Sanções do MEC: Um Alerta para a Qualidade da Educação Médica
O Ministério da Educação (MEC) impôs sanções a mais de 50 cursos de medicina que não atingiram um desempenho considerado satisfatório no Exame Nacional de Avaliação da Formação Médica (Enamed) de 2025. As decisões foram oficialmente anunciadas nesta semana no Diário Oficial da União (DOU) e incluem penalidades que vão desde a suspensão do ingresso de novos alunos até restrições nos programas de apoio financeiro, como o Programa Universidade para Todos (Prouni) e o Fundo de Financiamento Estudantil (Fies).
A avaliação abrangente envolveu 351 cursos de medicina, e as instituições que receberam notas 1 e 2 em uma escala que chega até 5 foram penalizadas. A gravidade das punições variou de acordo com a porcentagem de alunos proficientes em cada um dos cursos.

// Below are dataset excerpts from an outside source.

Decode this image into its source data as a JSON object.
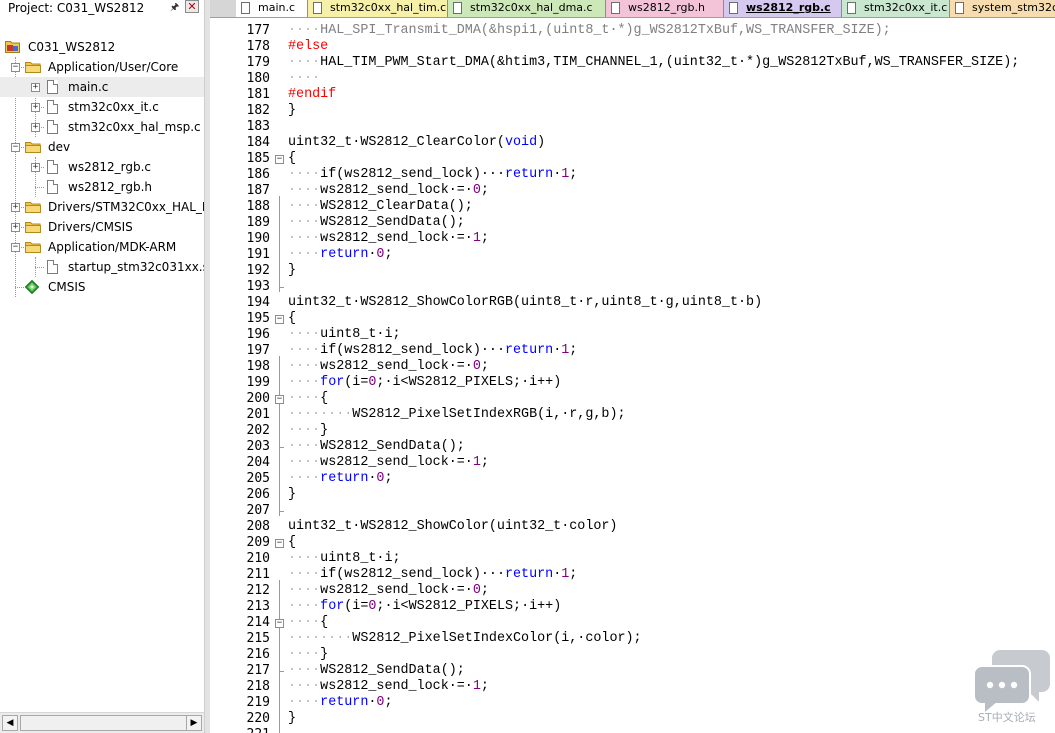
{
  "project_panel": {
    "title": "Project: C031_WS2812",
    "tree": [
      {
        "label": "C031_WS2812",
        "depth": 0,
        "icon": "project-icon",
        "expander": "-"
      },
      {
        "label": "Application/User/Core",
        "depth": 1,
        "icon": "folder-icon",
        "expander": "-"
      },
      {
        "label": "main.c",
        "depth": 2,
        "icon": "file-icon",
        "expander": "+",
        "selected": true
      },
      {
        "label": "stm32c0xx_it.c",
        "depth": 2,
        "icon": "file-icon",
        "expander": "+"
      },
      {
        "label": "stm32c0xx_hal_msp.c",
        "depth": 2,
        "icon": "file-icon",
        "expander": "+"
      },
      {
        "label": "dev",
        "depth": 1,
        "icon": "folder-icon",
        "expander": "-"
      },
      {
        "label": "ws2812_rgb.c",
        "depth": 2,
        "icon": "file-icon",
        "expander": "+"
      },
      {
        "label": "ws2812_rgb.h",
        "depth": 2,
        "icon": "file-icon",
        "expander": ""
      },
      {
        "label": "Drivers/STM32C0xx_HAL_Driv",
        "depth": 1,
        "icon": "folder-icon",
        "expander": "+"
      },
      {
        "label": "Drivers/CMSIS",
        "depth": 1,
        "icon": "folder-icon",
        "expander": "+"
      },
      {
        "label": "Application/MDK-ARM",
        "depth": 1,
        "icon": "folder-icon",
        "expander": "-"
      },
      {
        "label": "startup_stm32c031xx.s",
        "depth": 2,
        "icon": "file-icon",
        "expander": ""
      },
      {
        "label": "CMSIS",
        "depth": 1,
        "icon": "component-gem-icon",
        "expander": ""
      }
    ]
  },
  "tabs": [
    {
      "label": "main.c",
      "color": "#ffffff",
      "active": false
    },
    {
      "label": "stm32c0xx_hal_tim.c",
      "color": "#f6f0a8",
      "active": false
    },
    {
      "label": "stm32c0xx_hal_dma.c",
      "color": "#cde8b8",
      "active": false
    },
    {
      "label": "ws2812_rgb.h",
      "color": "#f3c4d8",
      "active": false
    },
    {
      "label": "ws2812_rgb.c",
      "color": "#d6c9ef",
      "active": true
    },
    {
      "label": "stm32c0xx_it.c",
      "color": "#c9e6cf",
      "active": false
    },
    {
      "label": "system_stm32c",
      "color": "#f6dcae",
      "active": false
    }
  ],
  "colors": {
    "keyword": "#0000ff",
    "preprocessor": "#ff0000",
    "inactive": "#808080",
    "number": "#800080",
    "plain": "#000000"
  },
  "code_lines": [
    {
      "n": "177",
      "seg": [
        [
          "ws",
          "····"
        ],
        [
          "dim",
          "HAL_SPI_Transmit_DMA(&hspi1,(uint8_t·*)g_WS2812TxBuf,WS_TRANSFER_SIZE);"
        ]
      ]
    },
    {
      "n": "178",
      "seg": [
        [
          "pp",
          "#else"
        ]
      ]
    },
    {
      "n": "179",
      "seg": [
        [
          "ws",
          "····"
        ],
        [
          "t",
          "HAL_TIM_PWM_Start_DMA(&htim3,TIM_CHANNEL_1,(uint32_t·*)g_WS2812TxBuf,WS_TRANSFER_SIZE);"
        ]
      ]
    },
    {
      "n": "180",
      "seg": [
        [
          "ws",
          "····"
        ]
      ]
    },
    {
      "n": "181",
      "seg": [
        [
          "pp",
          "#endif"
        ]
      ]
    },
    {
      "n": "182",
      "seg": [
        [
          "t",
          "}"
        ]
      ]
    },
    {
      "n": "183",
      "seg": []
    },
    {
      "n": "184",
      "seg": [
        [
          "t",
          "uint32_t·WS2812_ClearColor("
        ],
        [
          "kw",
          "void"
        ],
        [
          "t",
          ")"
        ]
      ]
    },
    {
      "n": "185",
      "seg": [
        [
          "t",
          "{"
        ]
      ],
      "fold": "-"
    },
    {
      "n": "186",
      "seg": [
        [
          "ws",
          "····"
        ],
        [
          "t",
          "if(ws2812_send_lock)···"
        ],
        [
          "kw",
          "return"
        ],
        [
          "t",
          "·"
        ],
        [
          "num",
          "1"
        ],
        [
          "t",
          ";"
        ]
      ]
    },
    {
      "n": "187",
      "seg": [
        [
          "ws",
          "····"
        ],
        [
          "t",
          "ws2812_send_lock·=·"
        ],
        [
          "num",
          "0"
        ],
        [
          "t",
          ";"
        ]
      ]
    },
    {
      "n": "188",
      "seg": [
        [
          "ws",
          "····"
        ],
        [
          "t",
          "WS2812_ClearData();"
        ]
      ]
    },
    {
      "n": "189",
      "seg": [
        [
          "ws",
          "····"
        ],
        [
          "t",
          "WS2812_SendData();"
        ]
      ]
    },
    {
      "n": "190",
      "seg": [
        [
          "ws",
          "····"
        ],
        [
          "t",
          "ws2812_send_lock·=·"
        ],
        [
          "num",
          "1"
        ],
        [
          "t",
          ";"
        ]
      ]
    },
    {
      "n": "191",
      "seg": [
        [
          "ws",
          "····"
        ],
        [
          "kw",
          "return"
        ],
        [
          "t",
          "·"
        ],
        [
          "num",
          "0"
        ],
        [
          "t",
          ";"
        ]
      ]
    },
    {
      "n": "192",
      "seg": [
        [
          "t",
          "}"
        ]
      ]
    },
    {
      "n": "193",
      "seg": []
    },
    {
      "n": "194",
      "seg": [
        [
          "t",
          "uint32_t·WS2812_ShowColorRGB(uint8_t·r,uint8_t·g,uint8_t·b)"
        ]
      ]
    },
    {
      "n": "195",
      "seg": [
        [
          "t",
          "{"
        ]
      ],
      "fold": "-"
    },
    {
      "n": "196",
      "seg": [
        [
          "ws",
          "····"
        ],
        [
          "t",
          "uint8_t·i;"
        ]
      ]
    },
    {
      "n": "197",
      "seg": [
        [
          "ws",
          "····"
        ],
        [
          "t",
          "if(ws2812_send_lock)···"
        ],
        [
          "kw",
          "return"
        ],
        [
          "t",
          "·"
        ],
        [
          "num",
          "1"
        ],
        [
          "t",
          ";"
        ]
      ]
    },
    {
      "n": "198",
      "seg": [
        [
          "ws",
          "····"
        ],
        [
          "t",
          "ws2812_send_lock·=·"
        ],
        [
          "num",
          "0"
        ],
        [
          "t",
          ";"
        ]
      ]
    },
    {
      "n": "199",
      "seg": [
        [
          "ws",
          "····"
        ],
        [
          "kw",
          "for"
        ],
        [
          "t",
          "(i="
        ],
        [
          "num",
          "0"
        ],
        [
          "t",
          ";·i<WS2812_PIXELS;·i++)"
        ]
      ]
    },
    {
      "n": "200",
      "seg": [
        [
          "ws",
          "····"
        ],
        [
          "t",
          "{"
        ]
      ],
      "fold": "-"
    },
    {
      "n": "201",
      "seg": [
        [
          "ws",
          "········"
        ],
        [
          "t",
          "WS2812_PixelSetIndexRGB(i,·r,g,b);"
        ]
      ]
    },
    {
      "n": "202",
      "seg": [
        [
          "ws",
          "····"
        ],
        [
          "t",
          "}"
        ]
      ]
    },
    {
      "n": "203",
      "seg": [
        [
          "ws",
          "····"
        ],
        [
          "t",
          "WS2812_SendData();"
        ]
      ]
    },
    {
      "n": "204",
      "seg": [
        [
          "ws",
          "····"
        ],
        [
          "t",
          "ws2812_send_lock·=·"
        ],
        [
          "num",
          "1"
        ],
        [
          "t",
          ";"
        ]
      ]
    },
    {
      "n": "205",
      "seg": [
        [
          "ws",
          "····"
        ],
        [
          "kw",
          "return"
        ],
        [
          "t",
          "·"
        ],
        [
          "num",
          "0"
        ],
        [
          "t",
          ";"
        ]
      ]
    },
    {
      "n": "206",
      "seg": [
        [
          "t",
          "}"
        ]
      ]
    },
    {
      "n": "207",
      "seg": []
    },
    {
      "n": "208",
      "seg": [
        [
          "t",
          "uint32_t·WS2812_ShowColor(uint32_t·color)"
        ]
      ]
    },
    {
      "n": "209",
      "seg": [
        [
          "t",
          "{"
        ]
      ],
      "fold": "-"
    },
    {
      "n": "210",
      "seg": [
        [
          "ws",
          "····"
        ],
        [
          "t",
          "uint8_t·i;"
        ]
      ]
    },
    {
      "n": "211",
      "seg": [
        [
          "ws",
          "····"
        ],
        [
          "t",
          "if(ws2812_send_lock)···"
        ],
        [
          "kw",
          "return"
        ],
        [
          "t",
          "·"
        ],
        [
          "num",
          "1"
        ],
        [
          "t",
          ";"
        ]
      ]
    },
    {
      "n": "212",
      "seg": [
        [
          "ws",
          "····"
        ],
        [
          "t",
          "ws2812_send_lock·=·"
        ],
        [
          "num",
          "0"
        ],
        [
          "t",
          ";"
        ]
      ]
    },
    {
      "n": "213",
      "seg": [
        [
          "ws",
          "····"
        ],
        [
          "kw",
          "for"
        ],
        [
          "t",
          "(i="
        ],
        [
          "num",
          "0"
        ],
        [
          "t",
          ";·i<WS2812_PIXELS;·i++)"
        ]
      ]
    },
    {
      "n": "214",
      "seg": [
        [
          "ws",
          "····"
        ],
        [
          "t",
          "{"
        ]
      ],
      "fold": "-"
    },
    {
      "n": "215",
      "seg": [
        [
          "ws",
          "········"
        ],
        [
          "t",
          "WS2812_PixelSetIndexColor(i,·color);"
        ]
      ]
    },
    {
      "n": "216",
      "seg": [
        [
          "ws",
          "····"
        ],
        [
          "t",
          "}"
        ]
      ]
    },
    {
      "n": "217",
      "seg": [
        [
          "ws",
          "····"
        ],
        [
          "t",
          "WS2812_SendData();"
        ]
      ]
    },
    {
      "n": "218",
      "seg": [
        [
          "ws",
          "····"
        ],
        [
          "t",
          "ws2812_send_lock·=·"
        ],
        [
          "num",
          "1"
        ],
        [
          "t",
          ";"
        ]
      ]
    },
    {
      "n": "219",
      "seg": [
        [
          "ws",
          "····"
        ],
        [
          "kw",
          "return"
        ],
        [
          "t",
          "·"
        ],
        [
          "num",
          "0"
        ],
        [
          "t",
          ";"
        ]
      ]
    },
    {
      "n": "220",
      "seg": [
        [
          "t",
          "}"
        ]
      ]
    },
    {
      "n": "221",
      "seg": []
    }
  ],
  "watermark": {
    "text": "ST中文论坛",
    "icon": "chat-bubbles-icon"
  }
}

Divisão das Penalizações: Um Olhar Detalhado
As sanções foram organizadas em grupos, com punições proporcionais à gravidade dos resultados alcançados:
Grupo 1: Composto por instituições que obtiveram nota 1 e menos de 30% de alunos proficientes, estas enfrentaram as sanções mais severas. As medidas incluem a suspensão imediata do ingresso de novos alunos, proibição da abertura de novas vagas e a instauração de um processo de supervisão. Além disso, essas instituições estão desabilitadas de firmar contratos de Fies e de participar de outros programas federais destinados à educação.
As instituições que se enquadraram nesse grupo incluem a Universidade Estácio de Sá, União das Faculdades dos Grandes Lagos, Centro Universitário de Adamantina, entre outras.
Grupo 2: Este grupo compreende as instituições que receberem nota 1 e têm entre 30% e 40% de alunos proficientes. As penalidades incluem a redução de 50% das vagas autorizadas e a proibição de expansão, além da restrição em contratos do Fies e limitações na participação em programas federais. Algumas das instituições afetadas são a Universidade Brasil, Universidade do Contestado e a Faculdade da Saúde e Ecologia Humana.
Grupo 3: Inclui instituições com nota 2 e proficiência entre 40% e 50%. Estas enfrentarão a redução de 25% das vagas e restrições em programas federais de financiamento. As instituições penalizadas neste grupo incluem a Faculdade de Filosofia, Ciências e Letras de Penápolis e a Universidade de Ribeirão Preto.
Além das sanções diretas, outras 40 graduações de medicina que obtiveram nota 2, mas apresentaram um percentual de proficiência acima de 50%, estão sob supervisão e monitoramento, garantindo assim o direito de defesa.
Inclusão das Universidades Federais nas Medidas
O MEC também incluiu universidades públicas em seu levantamento. As universidades federais do Pará (UFPA), do Maranhão (UFMA), da Integração Latino-Americana (Unila) e do Sul da Bahia (UFSB) serão alvo de processos de supervisão. Destaca-se que a UFPA foi a única instituição pública a sofrer sanção imediata, enfrentando um corte de 50% nas vagas.
De acordo com o MEC, as sanções cautelares podem ser revisadas, prorrogadas ou até ampliadas, dependendo dos resultados do Enamed 2026. Este movimento reflete uma preocupação crescente com a qualidade da formação médica no Brasil, um tema que continua a gerar debates acalorados entre educadores e gestores.